Mafia garganica. La repressione non basta. Serve altro, molto altro.

CULTURA

Tre fatti in pochi giorni: Omicidio a Vieste di un giovane di 22 anni, incendio in pieno giorno di due auto a Monte S. Angelo (sindaco e dirigente), archiviazione della scomparsa del giovane Francesco Armiento (la madre dice di conoscere il nome del responsabile!). C’è un disagio diffuso, anche nell’informazione si avverte ora il bisogno di parlarne il meno possibile.

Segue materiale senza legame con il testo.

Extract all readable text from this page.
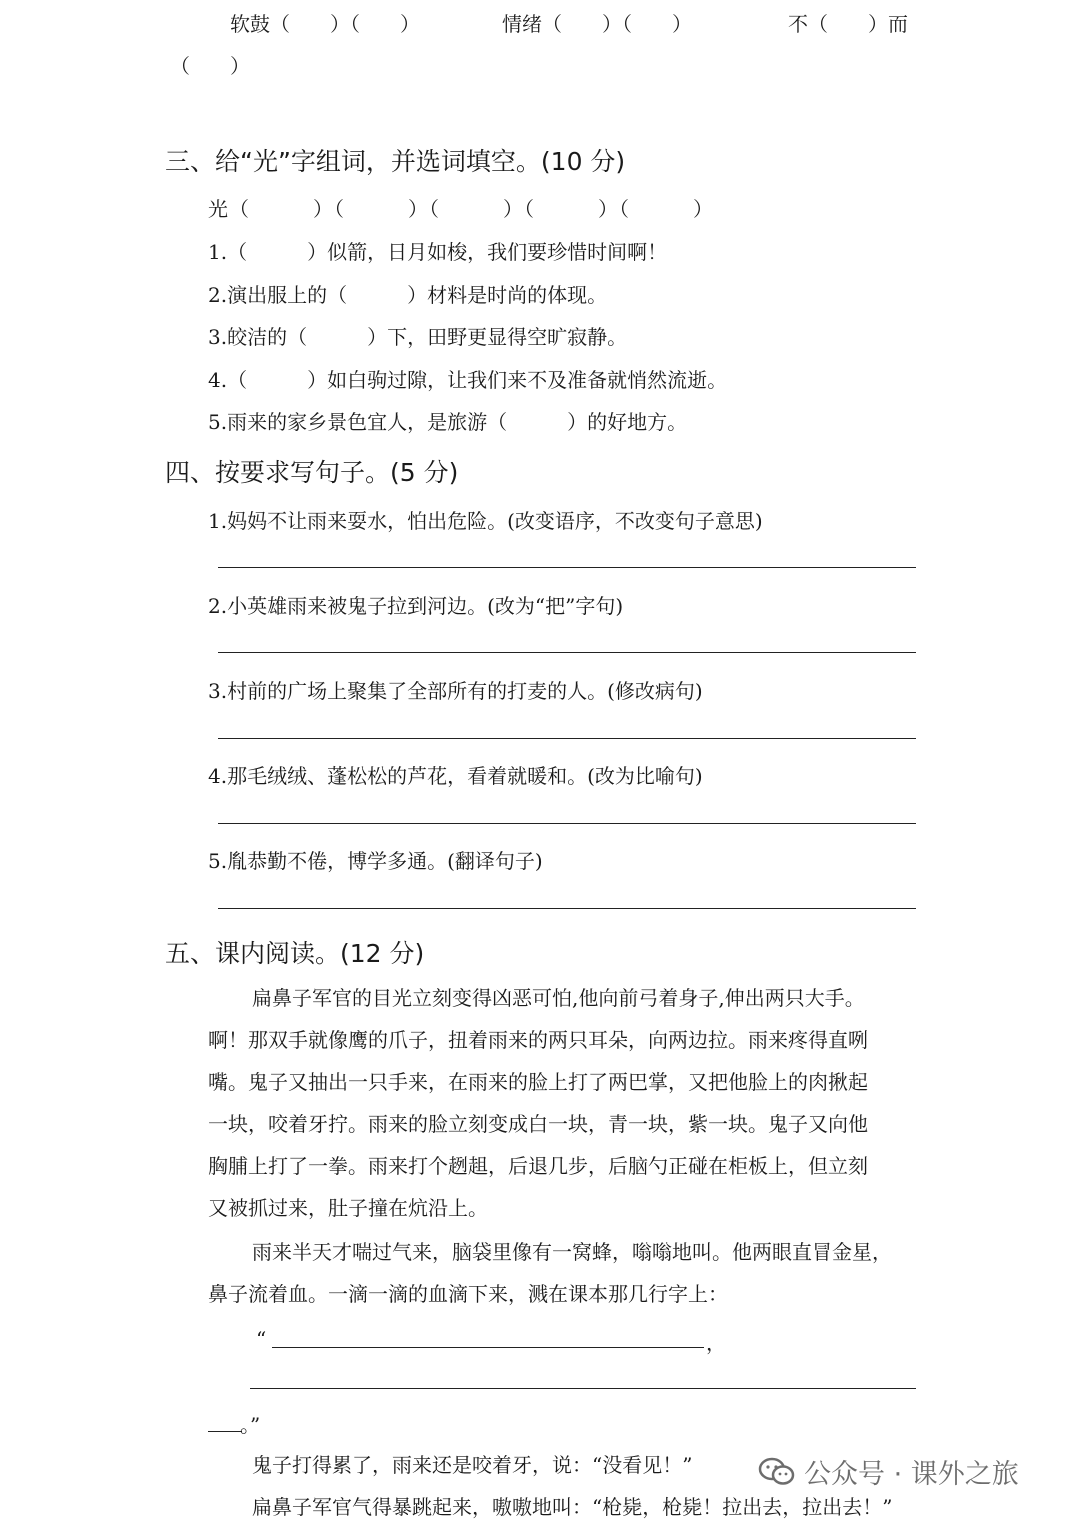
软鼓（　　）（　　）	情绪（　　）（　　）	不（　　）而
（　　）
三、给“光”字组词，并选词填空。(10 分)
光（　　　）（　　　）（　　　）（　　　）（　　　）
1.（　　　）似箭，日月如梭，我们要珍惜时间啊！
2.演出服上的（　　　）材料是时尚的体现。
3.皎洁的（　　　）下，田野更显得空旷寂静。
4.（　　　）如白驹过隙，让我们来不及准备就悄然流逝。
5.雨来的家乡景色宜人，是旅游（　　　）的好地方。
四、按要求写句子。(5 分)
1.妈妈不让雨来耍水，怕出危险。(改变语序，不改变句子意思)
2.小英雄雨来被鬼子拉到河边。(改为“把”字句)
3.村前的广场上聚集了全部所有的打麦的人。(修改病句)
4.那毛绒绒、蓬松松的芦花，看着就暖和。(改为比喻句)
5.胤恭勤不倦，博学多通。(翻译句子)
五、课内阅读。(12 分)
扁鼻子军官的目光立刻变得凶恶可怕,他向前弓着身子,伸出两只大手。
啊！那双手就像鹰的爪子，扭着雨来的两只耳朵，向两边拉。雨来疼得直咧
嘴。鬼子又抽出一只手来，在雨来的脸上打了两巴掌，又把他脸上的肉揪起
一块，咬着牙拧。雨来的脸立刻变成白一块，青一块，紫一块。鬼子又向他
胸脯上打了一拳。雨来打个趔趄，后退几步，后脑勺正碰在柜板上，但立刻
又被抓过来，肚子撞在炕沿上。
雨来半天才喘过气来，脑袋里像有一窝蜂，嗡嗡地叫。他两眼直冒金星，
鼻子流着血。一滴一滴的血滴下来，溅在课本那几行字上：
“	，
。”
鬼子打得累了，雨来还是咬着牙，说：“没看见！”
扁鼻子军官气得暴跳起来，嗷嗷地叫：“枪毙，枪毙！拉出去，拉出去！”
公众号 · 课外之旅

Tante le notizie che hanno accompagnato l’azione delle forze dell’ordine passo passo: il Gargano perlustrato ed esplorato in ogni angolo e anfratto, il ritrovamento di armi nei muri a secco, nelle stalle… l’arresto di tutti coloro che potevano essere arrestati. Il racconto, però, è stato ripetitivo e debole. “Non bastano i cacciatori di Calabria, il reparto anticrimine, ora chiederò l’istituzione a Foggia della DDA”, Marco Pellegrini, senatore di 5 stelle, prima delle elezioni ha girato tutti i comuni della Provincia per far approvare delibere a favore dell’istituzione della Corte di Appello a Foggia. Ma per la lotta alla mafia servono le sezioni staccate, tribunali decentrati? A volte funziona meglio una struttura centralizzata ed efficiente; non è la vicinanza che conta, sono i mezzi a disposizione, le persone, la qualità dell’investigazione, lo scambio continuo di informazioni… Purtroppo la vicenda del Palazzo di giustizia di Bari è lì sotto gli occhi di tutti a rappresentare il disastro della gestione di un organo fondamentale della vita istituzionale e civile.

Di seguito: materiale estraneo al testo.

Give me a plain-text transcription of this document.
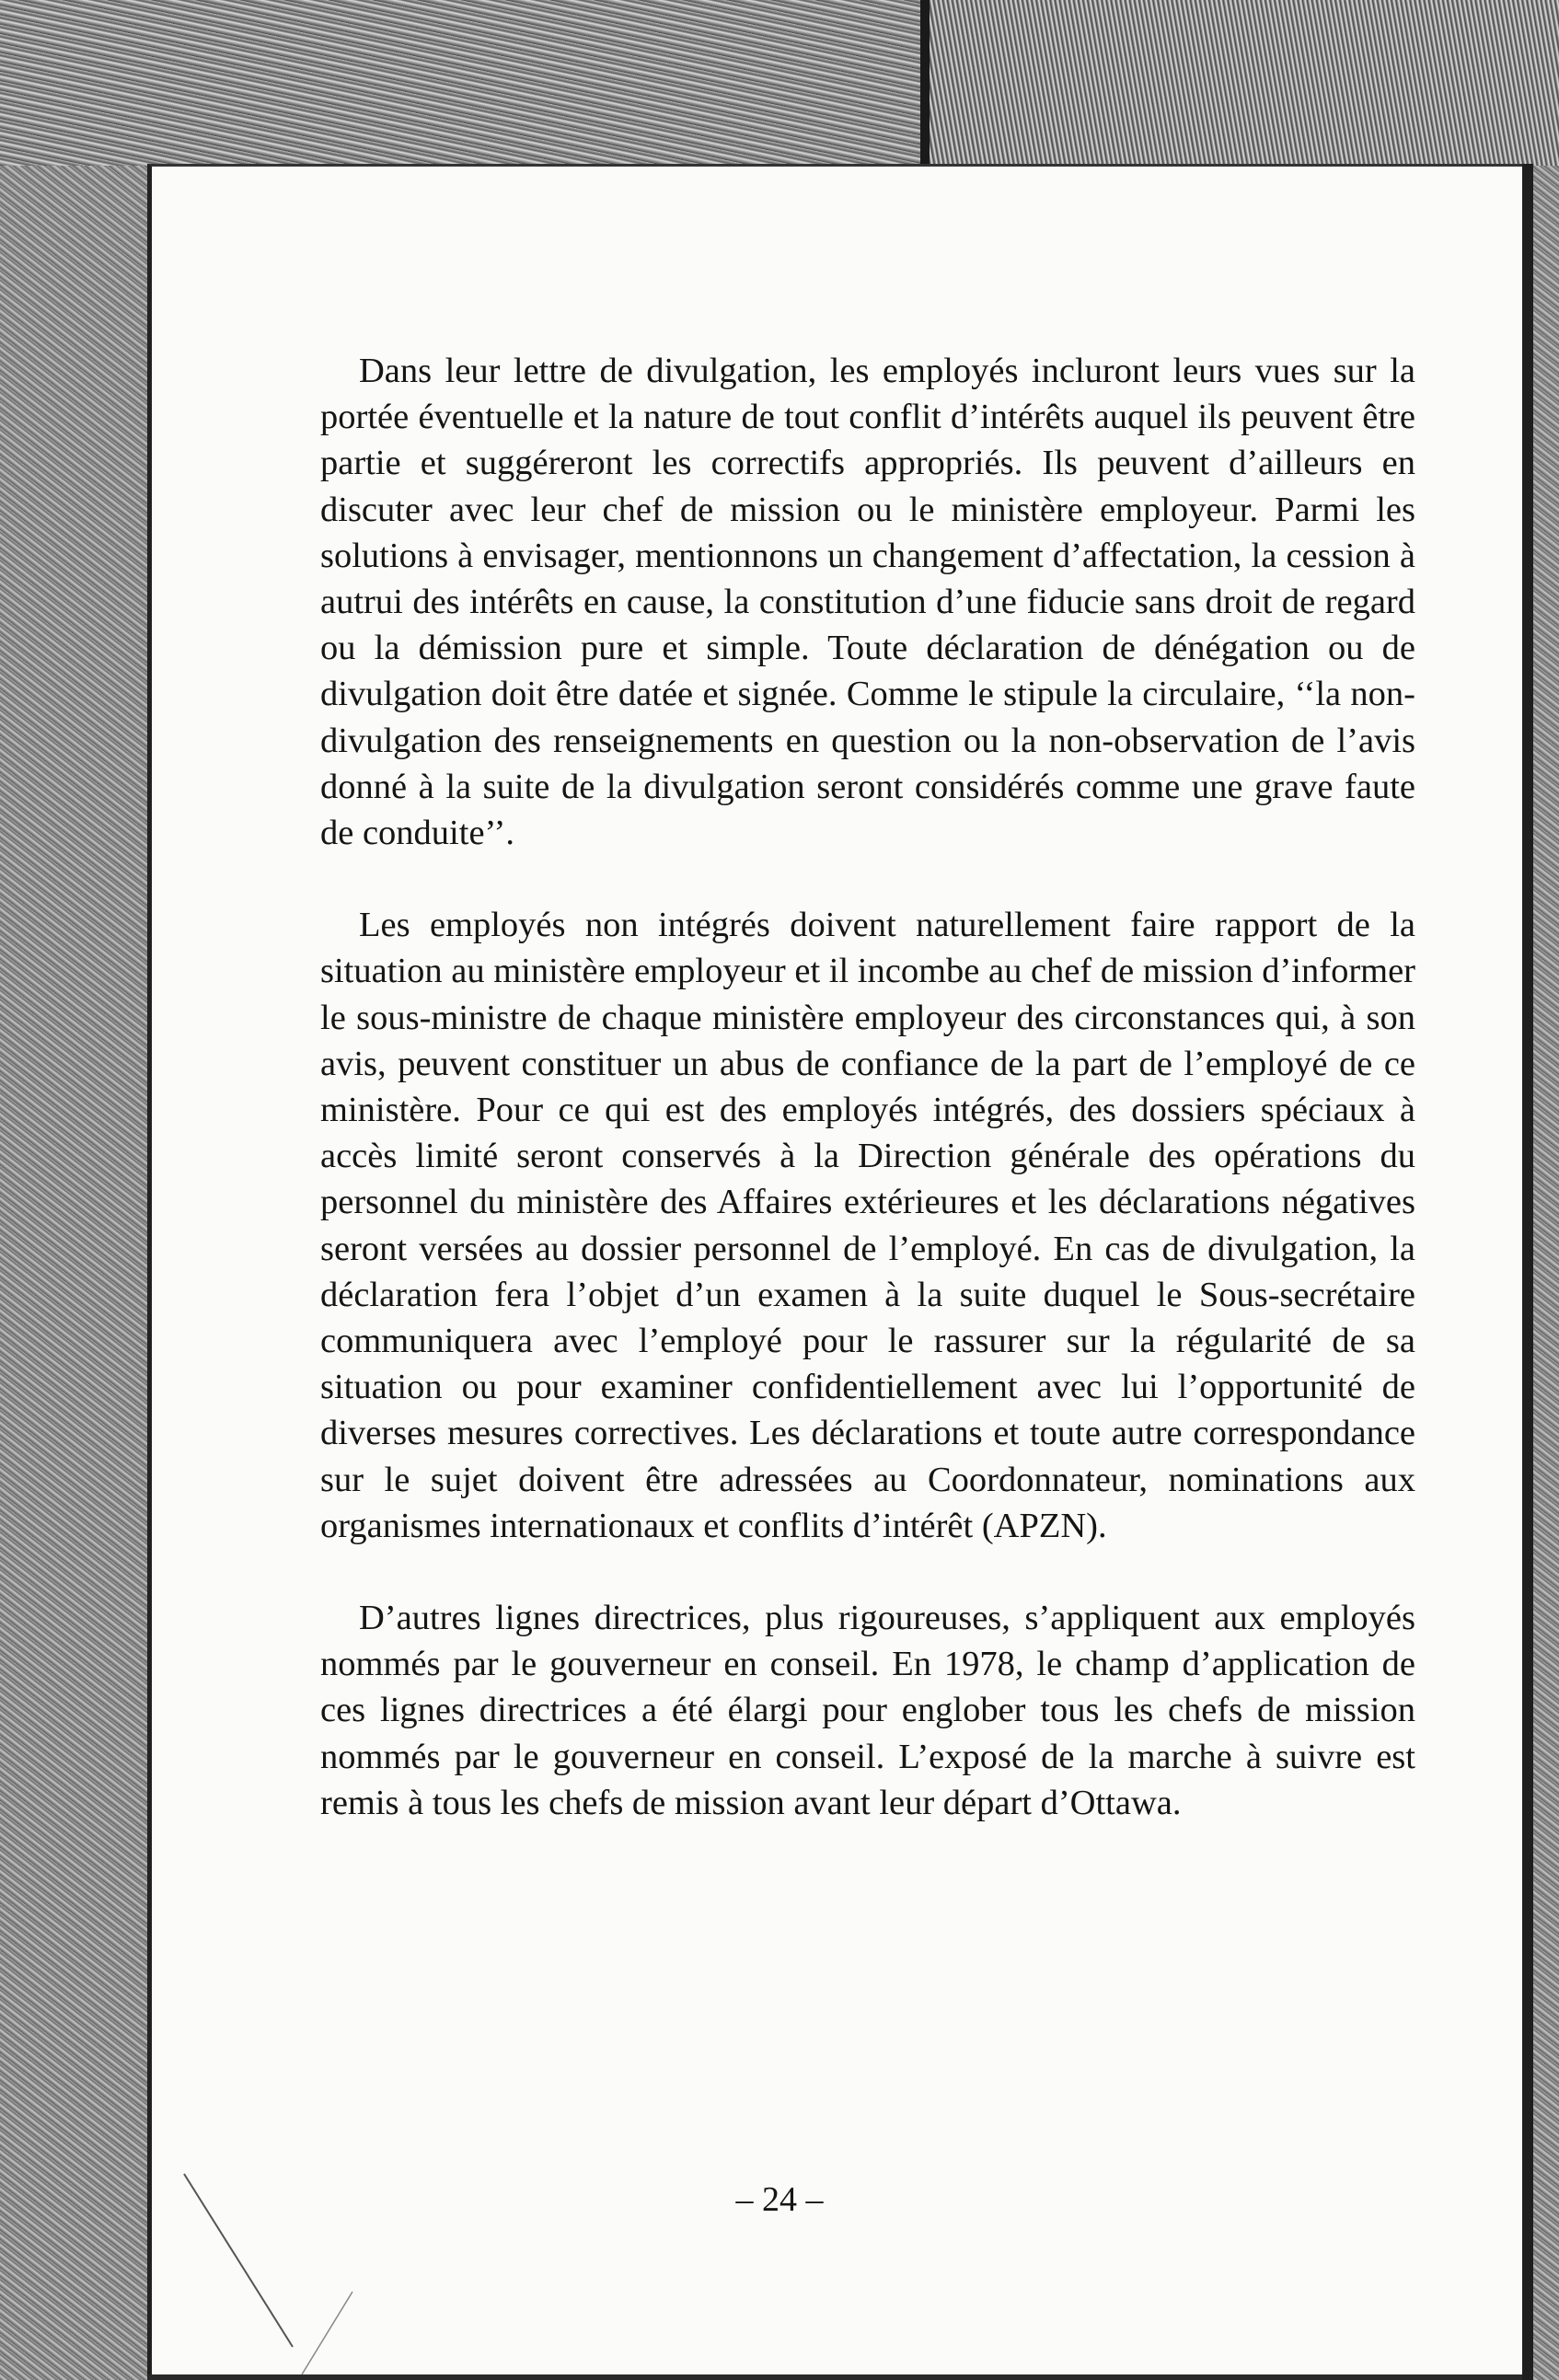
Dans leur lettre de divulgation, les employés incluront leurs vues sur la portée éventuelle et la nature de tout conflit d’intérêts auquel ils peuvent être partie et suggéreront les correctifs appropriés. Ils peuvent d’ailleurs en discuter avec leur chef de mission ou le ministère employeur. Parmi les solutions à envisager, mentionnons un changement d’affectation, la cession à autrui des intérêts en cause, la constitution d’une fiducie sans droit de regard ou la démission pure et simple. Toute déclaration de dénégation ou de divulgation doit être datée et signée. Comme le stipule la circulaire, ‘‘la non-divulgation des renseignements en question ou la non-observation de l’avis donné à la suite de la divulgation seront considérés comme une grave faute de conduite’’.

Les employés non intégrés doivent naturellement faire rapport de la situation au ministère employeur et il incombe au chef de mission d’informer le sous-ministre de chaque ministère employeur des circonstances qui, à son avis, peuvent constituer un abus de confiance de la part de l’employé de ce ministère. Pour ce qui est des employés intégrés, des dossiers spéciaux à accès limité seront conservés à la Direction générale des opérations du personnel du ministère des Affaires extérieures et les déclarations négatives seront versées au dossier personnel de l’employé. En cas de divulgation, la déclaration fera l’objet d’un examen à la suite duquel le Sous-secrétaire communiquera avec l’employé pour le rassurer sur la régularité de sa situation ou pour examiner confidentiellement avec lui l’opportunité de diverses mesures correctives. Les déclarations et toute autre correspondance sur le sujet doivent être adressées au Coordonnateur, nominations aux organismes internationaux et conflits d’intérêt (APZN).

D’autres lignes directrices, plus rigoureuses, s’appliquent aux employés nommés par le gouverneur en conseil. En 1978, le champ d’application de ces lignes directrices a été élargi pour englober tous les chefs de mission nommés par le gouverneur en conseil. L’exposé de la marche à suivre est remis à tous les chefs de mission avant leur départ d’Ottawa.

– 24 –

Gli strumenti di repressione messi in atto sono importanti, ma devono essere accompagnati da altro. Intanto mai dovremo smettere di riflettere (in verità non abbiamo mai cominciato) su come siamo scivolati in questa situazione, sui ritardi con cui è stata affrontata la questione, sui nuclei investigativi che non sono stati valorizzati o smembrati… Non pochi segnalavano la novità di un fenomeno che stava sfuggendo di mano, ma molti hanno girato la testa altrove, nelle istituzioni e nella politica. La mafia quando si insedia non scompare, resta, cambia aspetto, vestito, permane sotto pelle. Serve un altro sguardo, un “pensare politicamente scorretto”, bisogna interrogarsi, nell’intero territorio garganico, sulla prevenzione, sul silenzio e le paure, sull’assenza di organi di informazione territoriali e di una borghesia civile, sul dibattito culturale e politico privo di contenuti “veri” e offuscato da ambiguità e commenti social sollecitati e guidati. Ci sarebbe bisogno di una classe politica “altra”, non straordinaria, ma capace di leggere i fenomeni, collegarli insieme. Sono stati sciolti per mafia due comuni, sulle cui modalità e conseguenze bisognerebbe riflettere, c’è il ruolo degli ordini professionali, delle associazioni di categoria…

Intanto occorre rispondere agli “interrogativi angoscianti” posti dal Sindaco di Viestesulla suggestione crescente operata dalla criminalità sui nostri giovani”, che vivono in piccole comunità, dove ci si conosce e dove quelli (spesso giovanissimi) che delinquono e quelli che scompaiono sono andati a scuola insieme, frequentano gli stessi luoghi…

Ormai le telecamere sono uno strumento indispensabile, se non ci fossero, i delitti impuniti sarebbero molti di più. Sono indispensabili, purtroppo, anche negli asili, scuole, case di riposo… Genitori e parenti, purtroppo, non si rivolgono più ai dirigenti scolastici o ai titolari del servizio, ma direttamente ai Carabinieri! Che operano bene, ma non è sufficiente. Molti comuni sottoscrivono patti per la sicurezza urbana, con l’obiettivo di prevenire i fenomeni di criminalità diffusa “attraverso servizi e interventi di prossimità” specie nelle zone di degrado, coinvolgendo reti territoriali di volontari, le forze dell’ordine, nonché con l’installazione di sistemi di videosorveglianza, che poi diventano l’unico e solo intervento. Quali sono i servizi di prossimità? In cosa possono consistere? La parola prevenzione raccoglie tutto e niente. E spesso si riduce solo a parole e a eventi.